(Bloomberg) -- The Federal Reserve’s policy outlook needs to be more attuned to inflation risks, at least according to a chorus of influential voices who spoke Monday.

Dallas Fed President Robert Kaplan said he favors starting the process of tapering the central bank’s ongoing bond purchases “sooner rather than later,” while his counterpart from St. Louis, James Bullard called it “appropriate” that policy makers last week opened the taper debate.

“No one really knows how this is all going to unfold,” Bullard said during an event hosted by the Official Monetary and Financial Institutions Forum, where Kaplan also spoke. “We have to be ready for the idea that there is upside risk to inflation and for it to go higher.”

The yield on 10-year U.S. Treasuries rose modestly to 1.47% at 11:56 a.m. in New York. The S&P 500 Index of U.S. stocks was up 1.2% on the day.

“I think we’d be healthier, as we’re making progress in weathering the pandemic and achieving our goals, to start adjusting these purchases -- Treasuries and mortgage-backed securities -- sooner rather than later,” Kaplan said.

Fed Chair Jerome Powell will have an opportunity to add to the debate Tuesday afternoon during an appearance before a congressional panel.

Read More: Powell Heads to Capitol Hill as Market Churns on Dot Shock

Last week, following the June 16 meeting of the Federal Open Market Committee, Powell revealed that in coming meetings officials would discuss when and how to reduce their monthly purchases. New Fed interest-rate projections released the same day showed many policy makers brought forward their expectations for when they would move upward. The median projection pointed to two hikes in 2023.

Possible Overheating

That was met with approval by commentators who have been warning that the combination of government stimulus and the reopening of the economy as vaccinations control the Covid-19 pandemic might cause overheating and inflation that derails the economic recovery.

Speaking Monday at the Qatar Economic Forum, billionaire investor Ray Dalio said he expected the Fed could achieve its desired results with relatively modest actions.

“It’s easy to say that the Fed should tighten, and I think that they should,” said Dalio, the founder of Bridgewater Associates, the world’s biggest hedge fund. “But I think you’ll see a very sensitive market, and a very sensitive economy because the duration of assets has gone very, very long,” he said.

At the same event, former Treasury Secretary Lawrence Summers remained more strident.

“Much of the consensus of professional forecasters in February was that we would have inflation just above 2% this year,” said Summers, a paid contributor to Bloomberg News who served in previous Democratic administrations. “We’ve already had more inflation than that in the first five months of the year.”

That suggests “to me that people should not just modify their forecasts but should think about what their errors of thinking were that led them to be so far off in their forecasts,” he said.

The Fed’s hawkish pivot last week translated into swift action in the bond markets.
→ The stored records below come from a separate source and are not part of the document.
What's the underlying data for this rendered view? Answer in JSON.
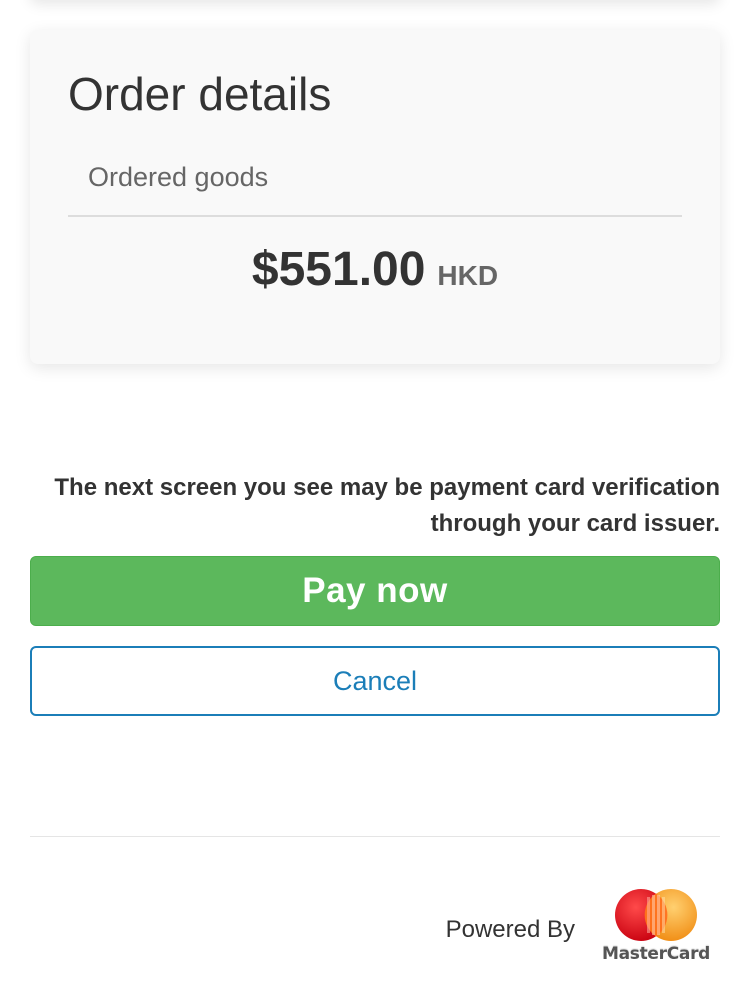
{
  "order": {
    "title": "Order details",
    "item_label": "Ordered goods",
    "amount": "$551.00",
    "currency": "HKD"
  },
  "notice": "The next screen you see may be payment card verification through your card issuer.",
  "actions": {
    "pay_label": "Pay now",
    "cancel_label": "Cancel"
  },
  "footer": {
    "powered_by": "Powered By",
    "brand": "MasterCard"
  },
  "colors": {
    "pay_button": "#5cb85c",
    "cancel_accent": "#1b7eb8",
    "mastercard_red": "#eb001b",
    "mastercard_orange": "#f79e1b"
  }
}
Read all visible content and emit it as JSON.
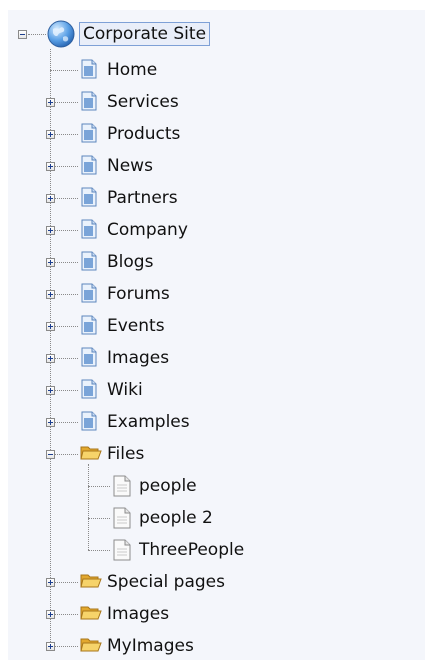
{
  "tree": {
    "root": {
      "label": "Corporate Site",
      "icon": "globe-icon",
      "expanded": true,
      "selected": true
    },
    "items": [
      {
        "label": "Home",
        "icon": "page-icon",
        "expandable": false
      },
      {
        "label": "Services",
        "icon": "page-icon",
        "expandable": true,
        "expanded": false
      },
      {
        "label": "Products",
        "icon": "page-icon",
        "expandable": true,
        "expanded": false
      },
      {
        "label": "News",
        "icon": "page-icon",
        "expandable": true,
        "expanded": false
      },
      {
        "label": "Partners",
        "icon": "page-icon",
        "expandable": true,
        "expanded": false
      },
      {
        "label": "Company",
        "icon": "page-icon",
        "expandable": true,
        "expanded": false
      },
      {
        "label": "Blogs",
        "icon": "page-icon",
        "expandable": true,
        "expanded": false
      },
      {
        "label": "Forums",
        "icon": "page-icon",
        "expandable": true,
        "expanded": false
      },
      {
        "label": "Events",
        "icon": "page-icon",
        "expandable": true,
        "expanded": false
      },
      {
        "label": "Images",
        "icon": "page-icon",
        "expandable": true,
        "expanded": false
      },
      {
        "label": "Wiki",
        "icon": "page-icon",
        "expandable": true,
        "expanded": false
      },
      {
        "label": "Examples",
        "icon": "page-icon",
        "expandable": true,
        "expanded": false
      },
      {
        "label": "Files",
        "icon": "folder-open-icon",
        "expandable": true,
        "expanded": true,
        "children": [
          {
            "label": "people",
            "icon": "file-icon"
          },
          {
            "label": "people 2",
            "icon": "file-icon"
          },
          {
            "label": "ThreePeople",
            "icon": "file-icon"
          }
        ]
      },
      {
        "label": "Special pages",
        "icon": "folder-open-icon",
        "expandable": true,
        "expanded": false
      },
      {
        "label": "Images",
        "icon": "folder-open-icon",
        "expandable": true,
        "expanded": false
      },
      {
        "label": "MyImages",
        "icon": "folder-open-icon",
        "expandable": true,
        "expanded": false
      }
    ]
  },
  "colors": {
    "background": "#f4f6fb",
    "selection_bg": "#e9eef9",
    "selection_border": "#7ea0d6",
    "tree_lines": "#8a8a8a",
    "folder": "#f0c24a",
    "page": "#7aa4d8"
  }
}
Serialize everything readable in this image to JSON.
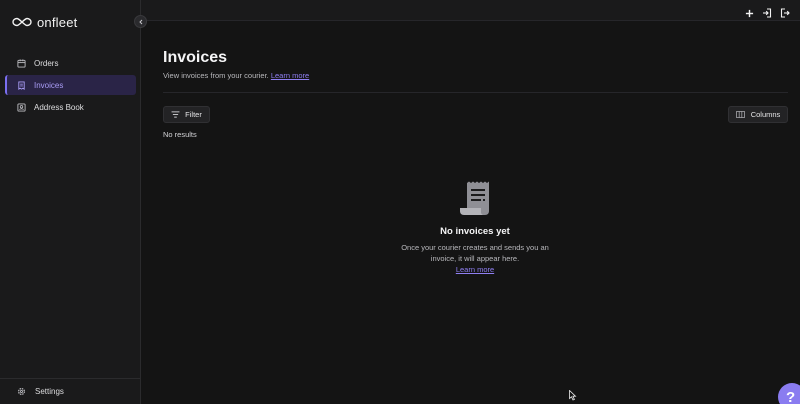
{
  "app": {
    "logo_text": "onfleet"
  },
  "sidebar": {
    "items": [
      {
        "label": "Orders",
        "icon": "calendar-icon",
        "active": false
      },
      {
        "label": "Invoices",
        "icon": "receipt-icon",
        "active": true
      },
      {
        "label": "Address Book",
        "icon": "contact-book-icon",
        "active": false
      }
    ],
    "settings_label": "Settings"
  },
  "topbar": {
    "icons": [
      "plus-icon",
      "login-icon",
      "logout-icon"
    ]
  },
  "page": {
    "title": "Invoices",
    "subtitle": "View invoices from your courier.",
    "subtitle_link": "Learn more",
    "filter_label": "Filter",
    "columns_label": "Columns",
    "no_results": "No results"
  },
  "empty_state": {
    "icon": "receipt-icon",
    "title": "No invoices yet",
    "description": "Once your courier creates and sends you an invoice, it will appear here.",
    "link": "Learn more"
  },
  "help": {
    "label": "?"
  },
  "colors": {
    "accent": "#8f7ff2",
    "background": "#141414",
    "sidebar": "#1a1a1b"
  }
}
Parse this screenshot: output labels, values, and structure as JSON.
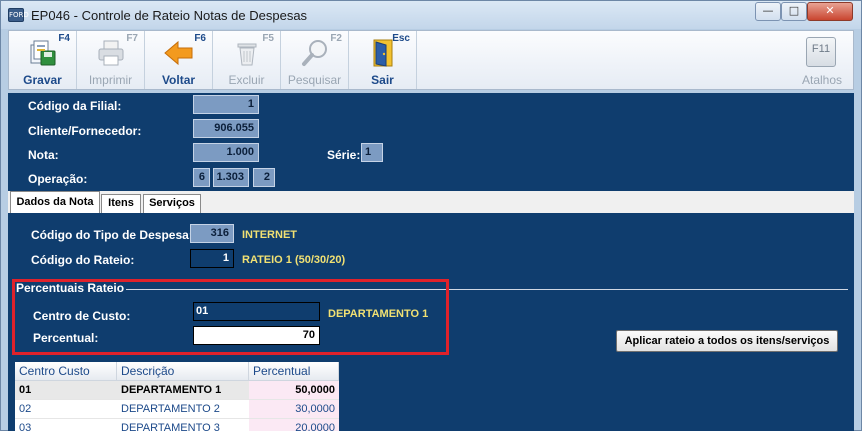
{
  "window": {
    "title": "EP046 - Controle de Rateio Notas de Despesas",
    "icon_text": "FORD",
    "controls": {
      "minimize": "—",
      "maximize": "□",
      "close": "✕"
    }
  },
  "toolbar": {
    "buttons": [
      {
        "label": "Gravar",
        "key": "F4",
        "enabled": true,
        "icon": "save-icon"
      },
      {
        "label": "Imprimir",
        "key": "F7",
        "enabled": false,
        "icon": "printer-icon"
      },
      {
        "label": "Voltar",
        "key": "F6",
        "enabled": true,
        "icon": "arrow-left-icon"
      },
      {
        "label": "Excluir",
        "key": "F5",
        "enabled": false,
        "icon": "trash-icon"
      },
      {
        "label": "Pesquisar",
        "key": "F2",
        "enabled": false,
        "icon": "magnifier-icon"
      },
      {
        "label": "Sair",
        "key": "Esc",
        "enabled": true,
        "icon": "door-exit-icon"
      }
    ],
    "atalhos": {
      "label": "Atalhos",
      "key": "F11",
      "enabled": false,
      "icon": "shortcut-icon"
    }
  },
  "header": {
    "filial_label": "Código da Filial:",
    "filial_value": "1",
    "cliente_label": "Cliente/Fornecedor:",
    "cliente_value": "906.055",
    "nota_label": "Nota:",
    "nota_value": "1.000",
    "serie_label": "Série:",
    "serie_value": "1",
    "operacao_label": "Operação:",
    "operacao_values": [
      "6",
      "1.303",
      "2"
    ]
  },
  "tabs": [
    {
      "label": "Dados da Nota",
      "active": true
    },
    {
      "label": "Itens",
      "active": false
    },
    {
      "label": "Serviços",
      "active": false
    }
  ],
  "dados": {
    "tipo_despesa_label": "Código do Tipo de Despesa:",
    "tipo_despesa_value": "316",
    "tipo_despesa_desc": "INTERNET",
    "rateio_label": "Código do Rateio:",
    "rateio_value": "1",
    "rateio_desc": "RATEIO 1 (50/30/20)"
  },
  "percentuais": {
    "legend": "Percentuais Rateio",
    "centro_label": "Centro de Custo:",
    "centro_value": "01",
    "centro_desc": "DEPARTAMENTO 1",
    "percentual_label": "Percentual:",
    "percentual_value": "70",
    "apply_button": "Aplicar rateio a todos os itens/serviços"
  },
  "table": {
    "headers": [
      "Centro Custo",
      "Descrição",
      "Percentual"
    ],
    "rows": [
      [
        "01",
        "DEPARTAMENTO 1",
        "50,0000"
      ],
      [
        "02",
        "DEPARTAMENTO 2",
        "30,0000"
      ],
      [
        "03",
        "DEPARTAMENTO 3",
        "20,0000"
      ]
    ]
  },
  "colors": {
    "panel": "#0f3d6e",
    "field": "#7c9bc2",
    "accent_text": "#f1e173",
    "highlight": "#e0222b"
  }
}
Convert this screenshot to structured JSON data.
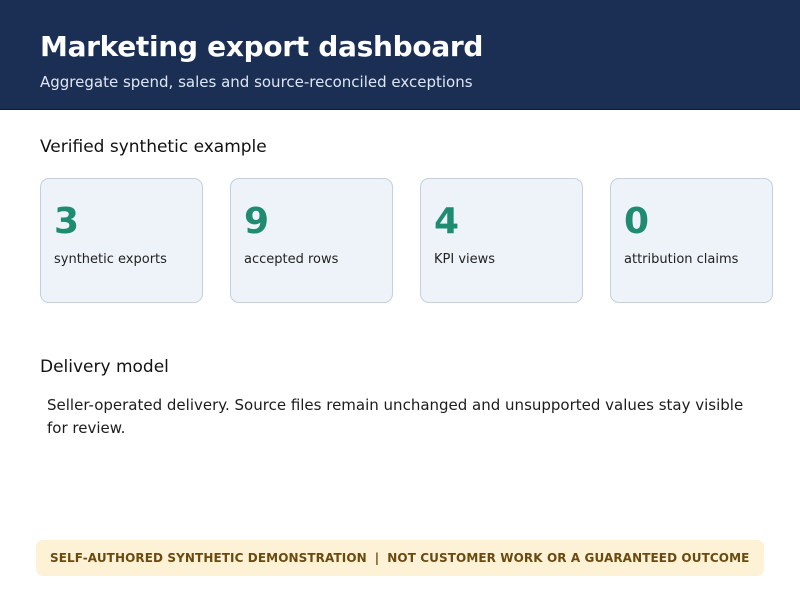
{
  "header": {
    "title": "Marketing export dashboard",
    "subtitle": "Aggregate spend, sales and source-reconciled exceptions"
  },
  "verified_section": {
    "heading": "Verified synthetic example",
    "cards": [
      {
        "value": "3",
        "label": "synthetic exports"
      },
      {
        "value": "9",
        "label": "accepted rows"
      },
      {
        "value": "4",
        "label": "KPI views"
      },
      {
        "value": "0",
        "label": "attribution claims"
      }
    ]
  },
  "delivery_section": {
    "heading": "Delivery model",
    "text": "Seller-operated delivery. Source files remain unchanged and unsupported values stay visible for review."
  },
  "disclaimer": {
    "left": "SELF-AUTHORED SYNTHETIC DEMONSTRATION",
    "separator": "|",
    "right": "NOT CUSTOMER WORK OR A GUARANTEED OUTCOME"
  },
  "colors": {
    "header_bg": "#1b2f55",
    "kpi_value": "#1f8c72",
    "card_bg": "#eef3f9",
    "disclaimer_bg": "#fdf2d6",
    "disclaimer_text": "#6b4a10"
  }
}
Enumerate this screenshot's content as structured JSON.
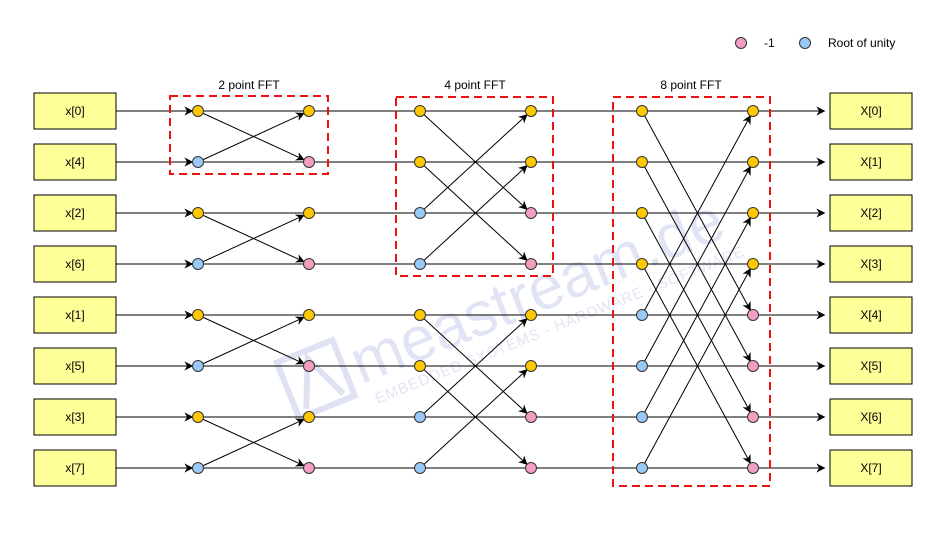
{
  "legend": {
    "items": [
      {
        "label": "-1",
        "color": "#f19ec2",
        "meaning": "negative-one"
      },
      {
        "label": "Root of unity",
        "color": "#99c9f7",
        "meaning": "root-of-unity"
      }
    ]
  },
  "colors": {
    "input_box_fill": "#ffff99",
    "neutral_node": "#ffc800",
    "minus_one_node": "#f19ec2",
    "root_of_unity_node": "#99c9f7",
    "stage_border": "#ee1111",
    "line": "#000000",
    "watermark": "#d3d8f0"
  },
  "stages": [
    {
      "label": "2 point FFT"
    },
    {
      "label": "4 point FFT"
    },
    {
      "label": "8 point FFT"
    }
  ],
  "inputs": [
    "x[0]",
    "x[4]",
    "x[2]",
    "x[6]",
    "x[1]",
    "x[5]",
    "x[3]",
    "x[7]"
  ],
  "outputs": [
    "X[0]",
    "X[1]",
    "X[2]",
    "X[3]",
    "X[4]",
    "X[5]",
    "X[6]",
    "X[7]"
  ],
  "node_types": {
    "stage1_left": [
      "neutral",
      "root",
      "neutral",
      "root",
      "neutral",
      "root",
      "neutral",
      "root"
    ],
    "stage1_right": [
      "neutral",
      "minus",
      "neutral",
      "minus",
      "neutral",
      "minus",
      "neutral",
      "minus"
    ],
    "stage2_left": [
      "neutral",
      "neutral",
      "root",
      "root",
      "neutral",
      "neutral",
      "root",
      "root"
    ],
    "stage2_right": [
      "neutral",
      "neutral",
      "minus",
      "minus",
      "neutral",
      "neutral",
      "minus",
      "minus"
    ],
    "stage3_left": [
      "neutral",
      "neutral",
      "neutral",
      "neutral",
      "root",
      "root",
      "root",
      "root"
    ],
    "stage3_right": [
      "neutral",
      "neutral",
      "neutral",
      "neutral",
      "minus",
      "minus",
      "minus",
      "minus"
    ]
  },
  "watermark": {
    "brand": "meastream.de",
    "tagline": "EMBEDDED SYSTEMS - HARDWARE - SOFTWARE"
  }
}
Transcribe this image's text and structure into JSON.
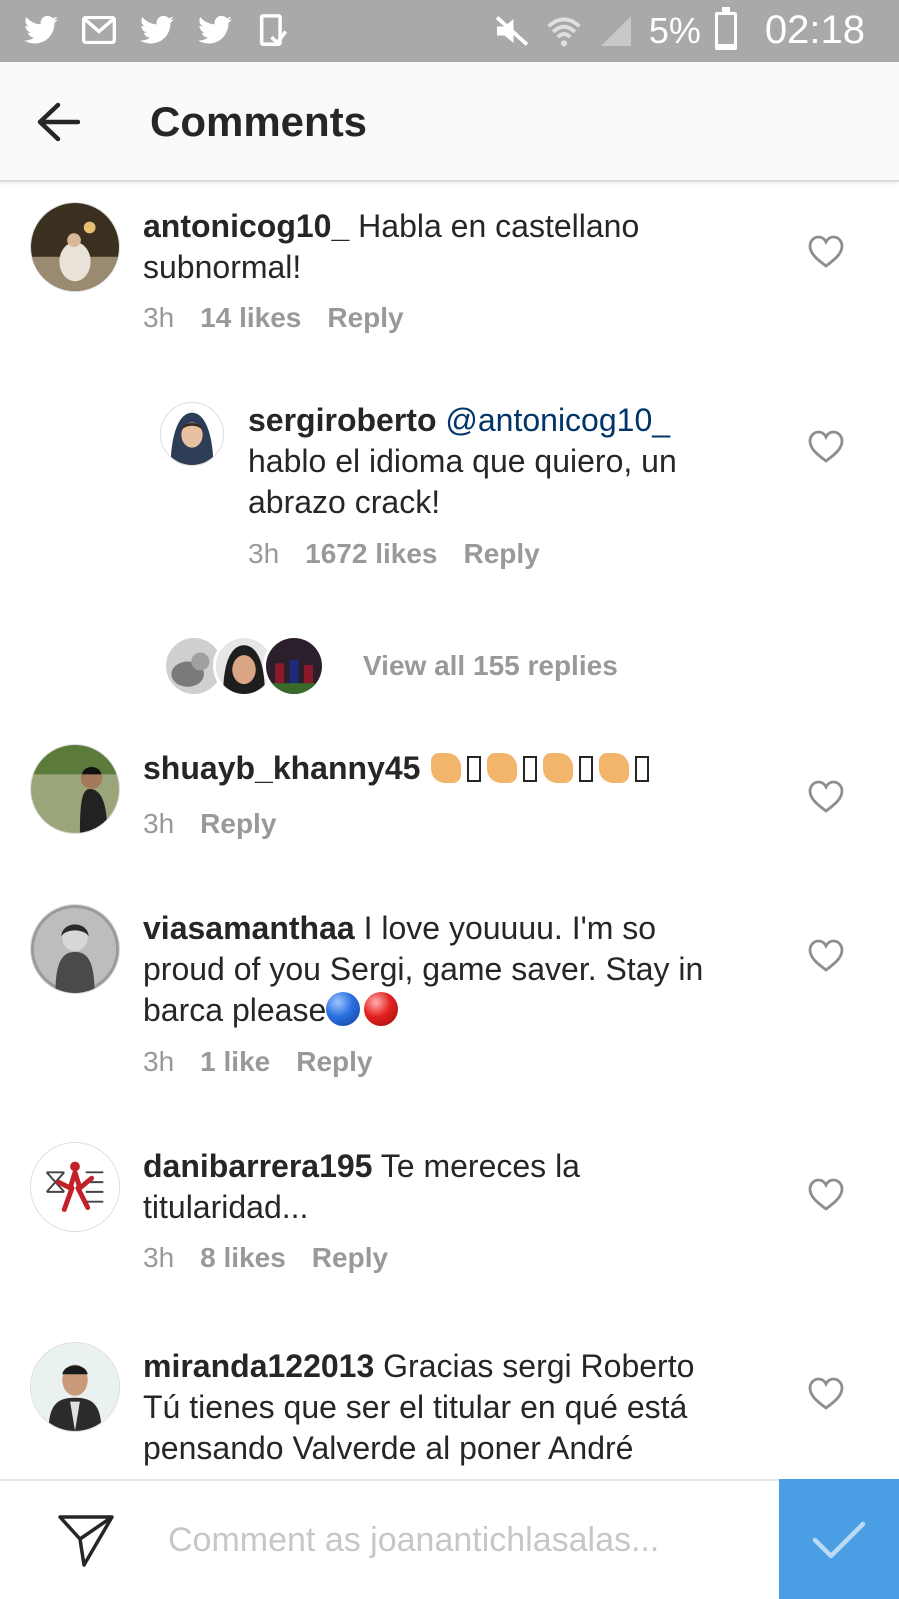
{
  "status_bar": {
    "left_icons": [
      "twitter-icon",
      "gmail-icon",
      "twitter-icon",
      "twitter-icon",
      "screenshot-icon"
    ],
    "right_icons": [
      "mute-icon",
      "wifi-icon",
      "signal-icon"
    ],
    "battery": "5%",
    "time": "02:18"
  },
  "header": {
    "title": "Comments"
  },
  "comments": [
    {
      "username": "antonicog10_",
      "text_line1": "Habla en castellano",
      "text_line2": "subnormal!",
      "time": "3h",
      "likes": "14 likes",
      "reply": "Reply"
    },
    {
      "username": "sergiroberto",
      "mention": "@antonicog10_",
      "text_line1": "hablo el idioma que quiero, un",
      "text_line2": "abrazo crack!",
      "time": "3h",
      "likes": "1672 likes",
      "reply": "Reply"
    },
    {
      "username": "shuayb_khanny45",
      "time": "3h",
      "reply": "Reply"
    },
    {
      "username": "viasamanthaa",
      "text_line1": "I love youuuu. I'm so",
      "text_line2": "proud of you Sergi, game saver. Stay in",
      "text_line3": "barca please",
      "time": "3h",
      "likes": "1 like",
      "reply": "Reply"
    },
    {
      "username": "danibarrera195",
      "text_line1": "Te mereces la",
      "text_line2": "titularidad...",
      "time": "3h",
      "likes": "8 likes",
      "reply": "Reply"
    },
    {
      "username": "miranda122013",
      "text_line1": "Gracias sergi Roberto",
      "text_line2": "Tú tienes que ser el titular en qué está",
      "text_line3": "pensando Valverde al poner André"
    }
  ],
  "view_replies": "View all 155 replies",
  "composer": {
    "placeholder": "Comment as joanantichlasalas..."
  },
  "colors": {
    "status_bar": "#a9a9a9",
    "mention": "#003569",
    "meta_text": "#999999",
    "post_button": "#4a9ee3"
  }
}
The spread between 5- and 30-year Treasury rates flattened to levels not seen since September.

Inflation Expectations

Meanwhile, measures of inflation expectations -- namely, the 5- and 10-year breakevens -- have slipped from where they were on Wednesday, suggesting greater confidence that the Fed will gain the upper hand on inflation.

Another Qatar forum speaker and former Treasury secretary, Steven Mnuchin, said he didn’t think investors were prepared for a scenario of tightening monetary policy.

“There’s no question the Fed needs to go into a period of normalizing rates and normalizing the portfolio” of bond holdings, said Mnuchin, who served under Republican President Donald Trump for four years. “I think this is something that needs to be watched very carefully and I do think the markets are underestimating this risk.”

Despite the movement in the so-called dot-plot of Fed rate projections and the views from Fed officials like Kaplan and Bullard, it remains somewhat unclear how much Powell’s views had changed on the policy path.

In his post-meeting press conference, the Fed chief played down the signal from the dot plot, urging it be taken with a “big grain of salt.” He also stuck by his view that the recent surge in prices was driven by transitory factors.

The Fed’s preferred gauge of inflation hit 3.6% in the year through April, and 3.1% when excluding the volatile components of food and energy.

Powell also emphasized that the only policy debate now on the table had to do with bond purchases, not rates.

“We did not actually have a discussion of whether liftoff is appropriate at any particular year because discussing liftoff now would be -- would be highly premature,” Powell said.